Existing adversarial imitation learning methods lack theoretical guarantees under general function approximation and suffer from algorithmic complexity that limits practical applicability. This work proposes OPT-AIL, an optimization-driven adversarial imitation learning framework that integrates online reward learning with optimistic regularized policy optimization, supporting both model-free and model-based instantiations. OPT-AIL is the first approach to achieve provably sample-efficient imitation under general function approximation, requiring only polynomial numbers of expert demonstrations and environment interactions. The method combines theoretical rigor with algorithmic simplicity. Empirical evaluations demonstrate that OPT-AIL outperforms current deep adversarial imitation learning algorithms across multiple challenging tasks while maintaining theoretically grounded sample and interaction efficiency.

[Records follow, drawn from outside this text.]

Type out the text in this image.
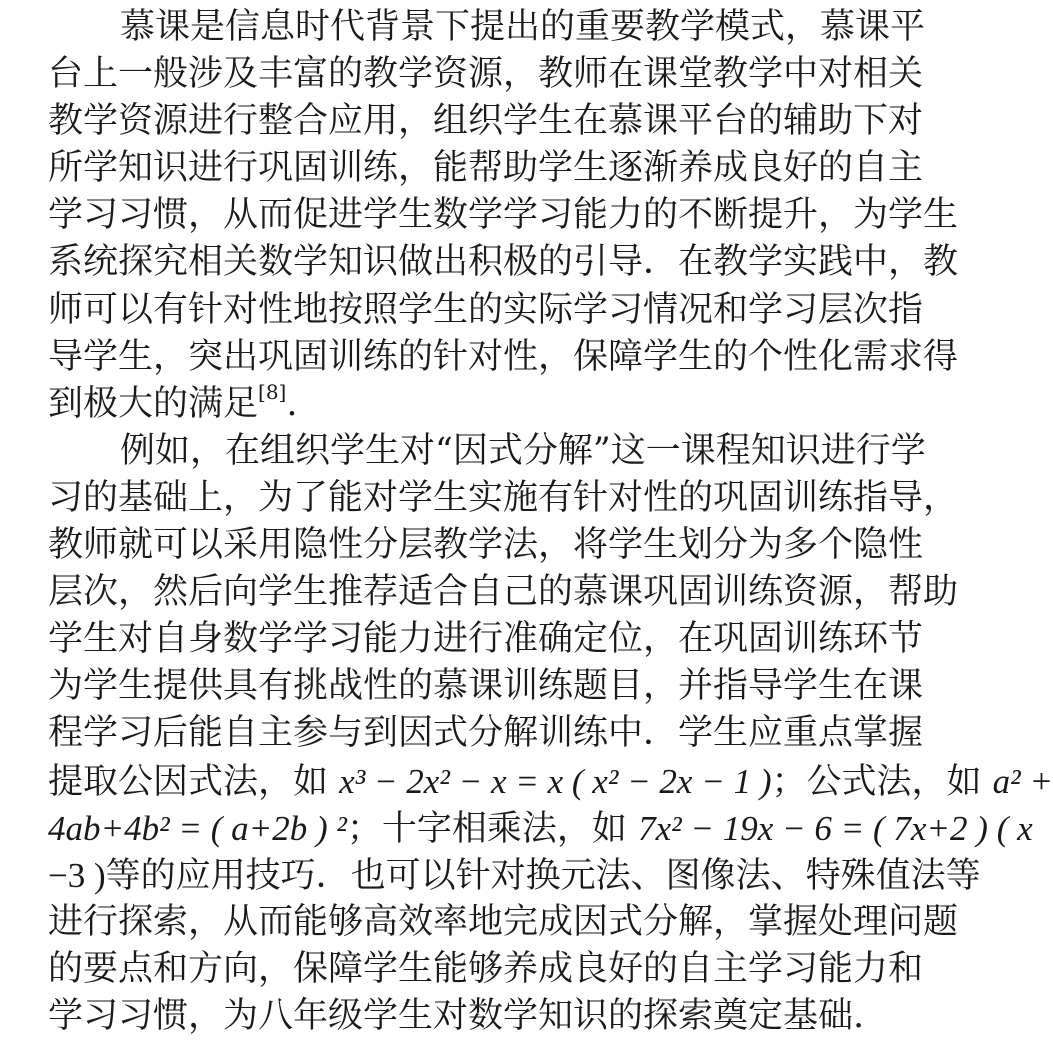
慕课是信息时代背景下提出的重要教学模式，慕课平
台上一般涉及丰富的教学资源，教师在课堂教学中对相关
教学资源进行整合应用，组织学生在慕课平台的辅助下对
所学知识进行巩固训练，能帮助学生逐渐养成良好的自主
学习习惯，从而促进学生数学学习能力的不断提升，为学生
系统探究相关数学知识做出积极的引导．在教学实践中，教
师可以有针对性地按照学生的实际学习情况和学习层次指
导学生，突出巩固训练的针对性，保障学生的个性化需求得
到极大的满足[8].
例如，在组织学生对“因式分解”这一课程知识进行学
习的基础上，为了能对学生实施有针对性的巩固训练指导，
教师就可以采用隐性分层教学法，将学生划分为多个隐性
层次，然后向学生推荐适合自己的慕课巩固训练资源，帮助
学生对自身数学学习能力进行准确定位，在巩固训练环节
为学生提供具有挑战性的慕课训练题目，并指导学生在课
程学习后能自主参与到因式分解训练中．学生应重点掌握
提取公因式法，如 x³ − 2x² − x = x ( x² − 2x − 1 )；公式法，如 a² +
4ab+4b² = ( a+2b ) ²；十字相乘法，如 7x² − 19x − 6 = ( 7x+2 ) ( x
−3 )等的应用技巧．也可以针对换元法、图像法、特殊值法等
进行探索，从而能够高效率地完成因式分解，掌握处理问题
的要点和方向，保障学生能够养成良好的自主学习能力和
学习习惯，为八年级学生对数学知识的探索奠定基础.
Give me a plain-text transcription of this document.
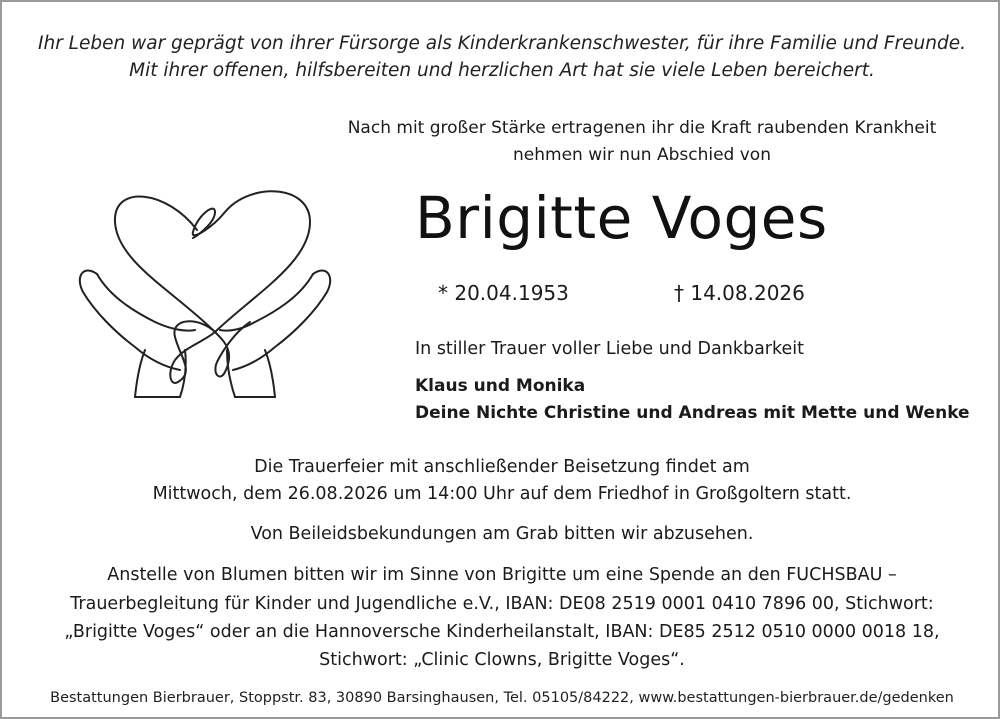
Ihr Leben war geprägt von ihrer Fürsorge als Kinderkrankenschwester, für ihre Familie und Freunde.
Mit ihrer offenen, hilfsbereiten und herzlichen Art hat sie viele Leben bereichert.
Nach mit großer Stärke ertragenen ihr die Kraft raubenden Krankheit
nehmen wir nun Abschied von
Brigitte Voges
* 20.04.1953	† 14.08.2026
In stiller Trauer voller Liebe und Dankbarkeit
Klaus und Monika
Deine Nichte Christine und Andreas mit Mette und Wenke
Die Trauerfeier mit anschließender Beisetzung findet am
Mittwoch, dem 26.08.2026 um 14:00 Uhr auf dem Friedhof in Großgoltern statt.
Von Beileidsbekundungen am Grab bitten wir abzusehen.
Anstelle von Blumen bitten wir im Sinne von Brigitte um eine Spende an den FUCHSBAU –
Trauerbegleitung für Kinder und Jugendliche e.V., IBAN: DE08 2519 0001 0410 7896 00, Stichwort:
„Brigitte Voges“ oder an die Hannoversche Kinderheilanstalt, IBAN: DE85 2512 0510 0000 0018 18,
Stichwort: „Clinic Clowns, Brigitte Voges“.
Bestattungen Bierbrauer, Stoppstr. 83, 30890 Barsinghausen, Tel. 05105/84222, www.bestattungen-bierbrauer.de/gedenken
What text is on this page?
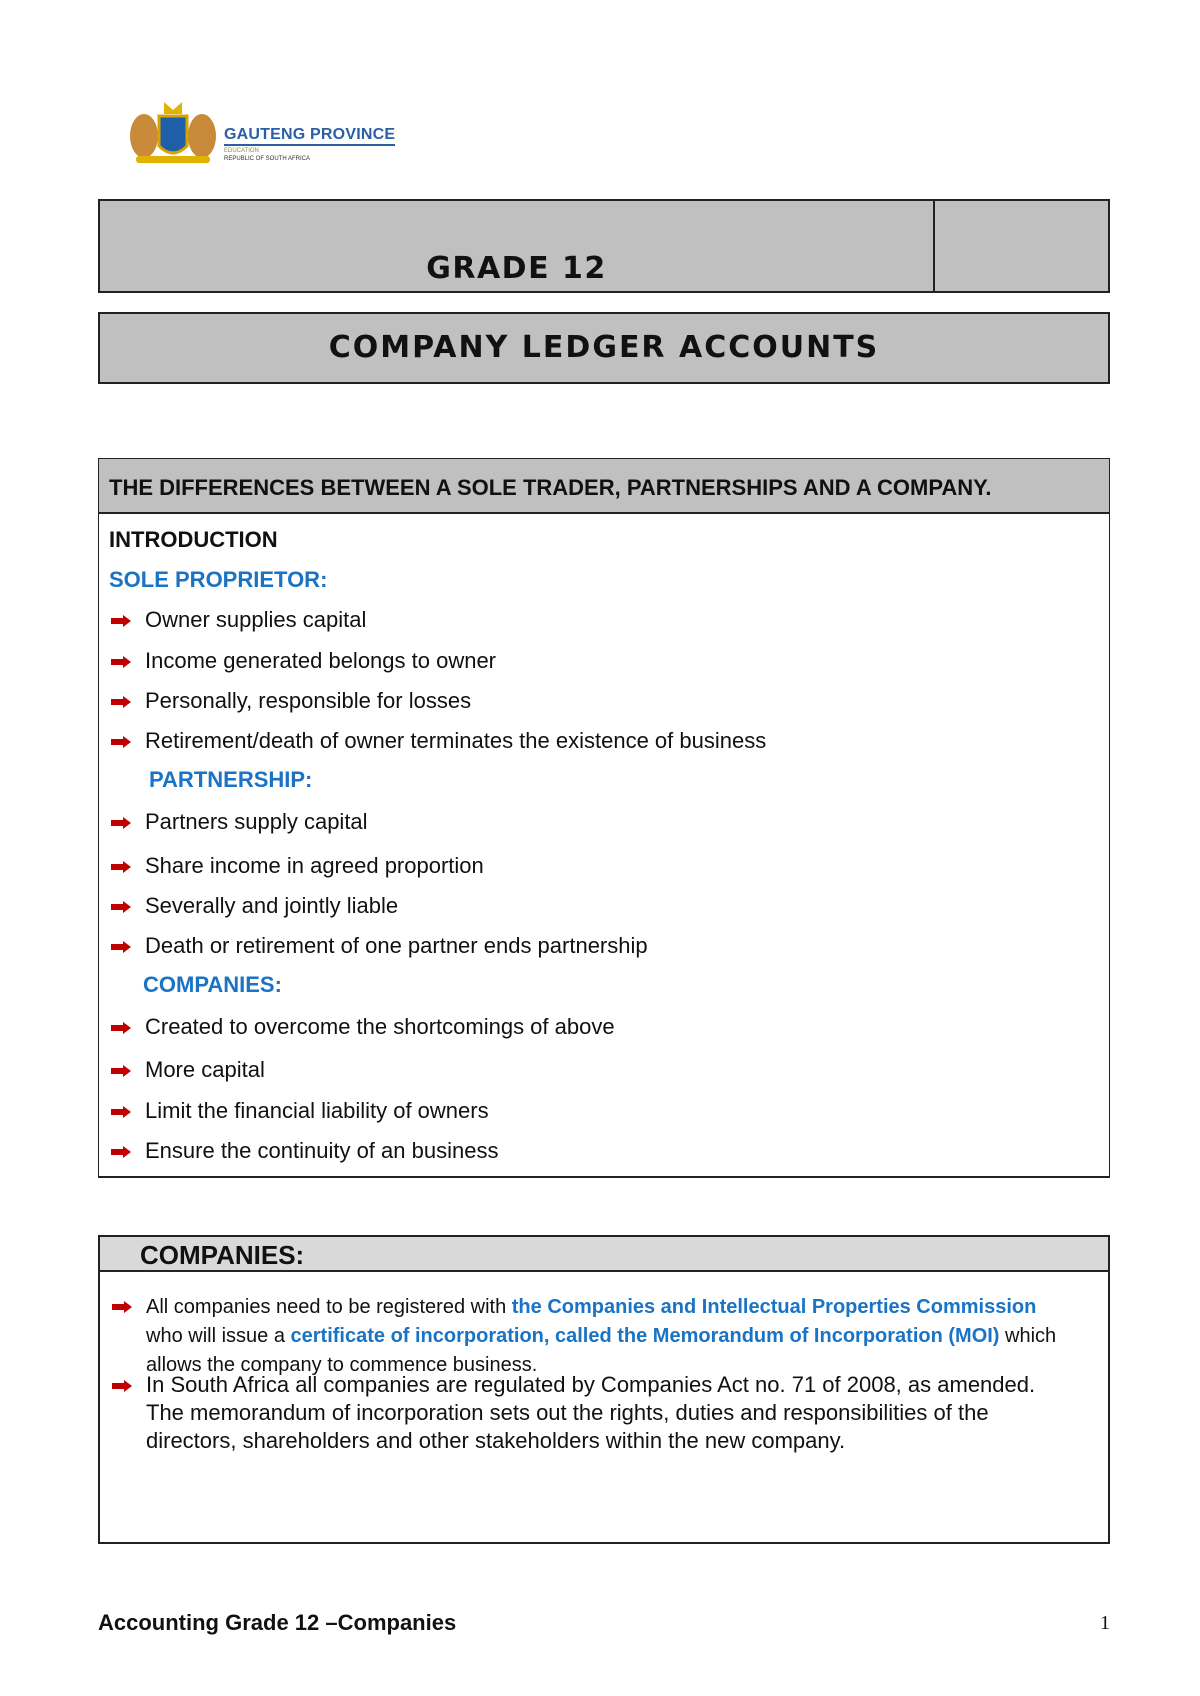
GAUTENG PROVINCE
EDUCATION
REPUBLIC OF SOUTH AFRICA
GRADE 12
COMPANY LEDGER ACCOUNTS
THE DIFFERENCES BETWEEN A SOLE TRADER, PARTNERSHIPS AND A COMPANY.
INTRODUCTION
SOLE PROPRIETOR:
Owner supplies capital
Income generated belongs to owner
Personally, responsible for losses
Retirement/death of owner terminates the existence of business
PARTNERSHIP:
Partners supply capital
Share income in agreed proportion
Severally and jointly liable
Death or retirement of one partner ends partnership
COMPANIES:
Created to overcome the shortcomings of above
More capital
Limit the financial liability of owners
Ensure the continuity of an business
COMPANIES:
All companies need to be registered with the Companies and Intellectual Properties Commission who will issue a certificate of incorporation, called the Memorandum of Incorporation (MOI) which allows the company to commence business.
In South Africa all companies are regulated by Companies Act no. 71 of 2008, as amended. The memorandum of incorporation sets out the rights, duties and responsibilities of the directors, shareholders and other stakeholders within the new company.
Accounting Grade 12 –Companies	1
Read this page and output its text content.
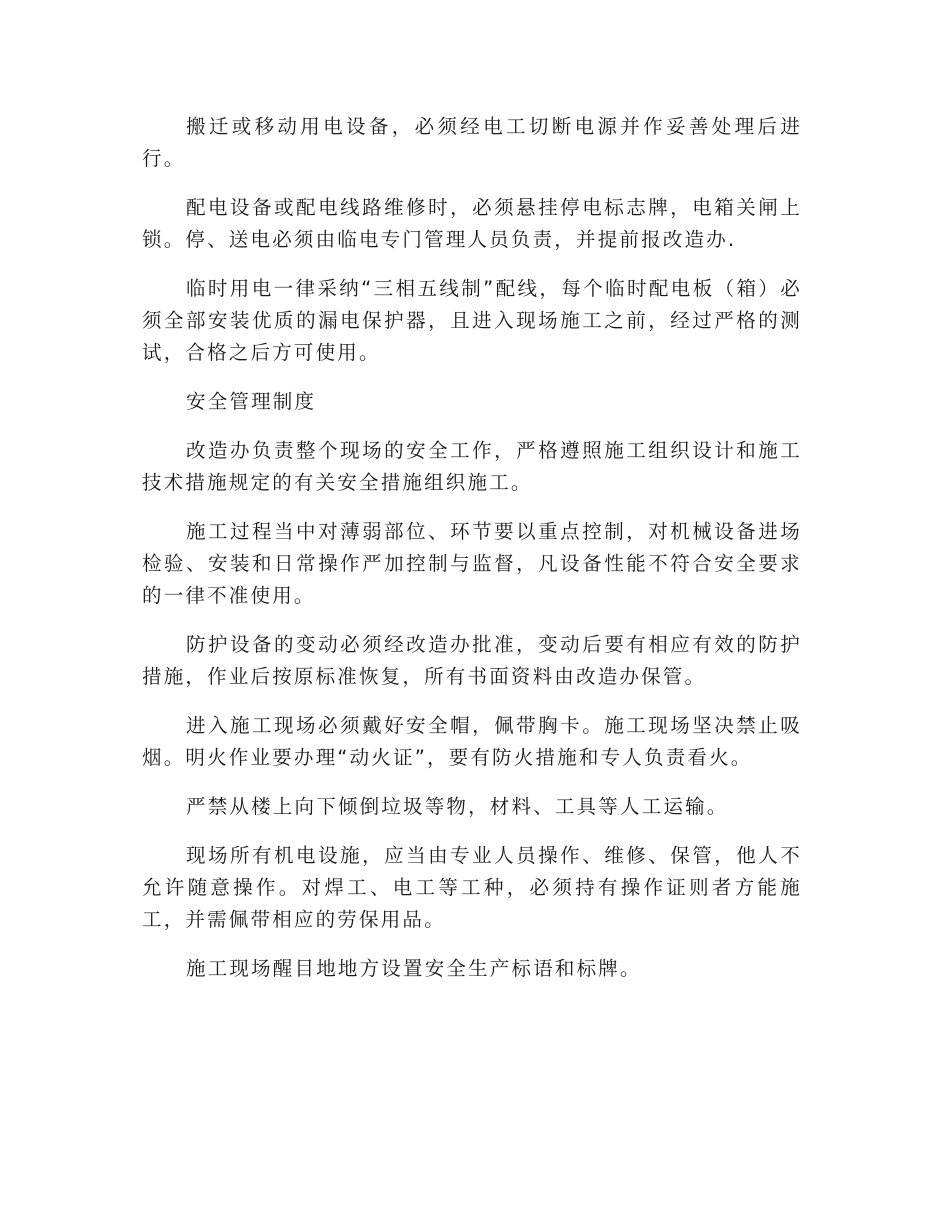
搬迁或移动用电设备，必须经电工切断电源并作妥善处理后进行。

配电设备或配电线路维修时，必须悬挂停电标志牌，电箱关闸上锁。停、送电必须由临电专门管理人员负责，并提前报改造办.

临时用电一律采纳“三相五线制”配线，每个临时配电板（箱）必须全部安装优质的漏电保护器，且进入现场施工之前，经过严格的测试，合格之后方可使用。

安全管理制度

改造办负责整个现场的安全工作，严格遵照施工组织设计和施工技术措施规定的有关安全措施组织施工。

施工过程当中对薄弱部位、环节要以重点控制，对机械设备进场检验、安装和日常操作严加控制与监督，凡设备性能不符合安全要求的一律不准使用。

防护设备的变动必须经改造办批准，变动后要有相应有效的防护措施，作业后按原标准恢复，所有书面资料由改造办保管。

进入施工现场必须戴好安全帽，佩带胸卡。施工现场坚决禁止吸烟。明火作业要办理“动火证”，要有防火措施和专人负责看火。

严禁从楼上向下倾倒垃圾等物，材料、工具等人工运输。

现场所有机电设施，应当由专业人员操作、维修、保管，他人不允许随意操作。对焊工、电工等工种，必须持有操作证则者方能施工，并需佩带相应的劳保用品。

施工现场醒目地地方设置安全生产标语和标牌。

Adversarial imitation learning (AIL), a prominent approach in imitation learning, has achieved significant practical success powered by neural network approximation. However, existing theoretical analyses of AIL are primarily confined to simplified settings, such as tabular and linear function approximation, and involve complex algorithmic designs that impede practical implementation. This creates a substantial gap between theory and practice. This paper bridges this gap by exploring the theoretical underpinnings of online AIL with general function approximation. We introduce a novel framework called optimization-based AIL (OPT-AIL), which performs online optimization for reward learning coupled with optimism-regularized optimization for policy learning. Within this framework, we develop two concrete methods: model-free OPT-AIL and model-based OPT-AIL. Our theoretical analysis demonstrates that both variants achieve polynomial expert sample complexity and interaction complexity for learning near-expert policies. To the best of our knowledge, they represent the first provably efficient AIL methods under general function approximation. From a practical standpoint, OPT-AIL requires only the approximate optimization of two objectives, thereby facilitating practical implementation. Empirical studies demonstrate that OPT-AIL outperforms previous state-of-the-art deep AIL methods across several challenging tasks.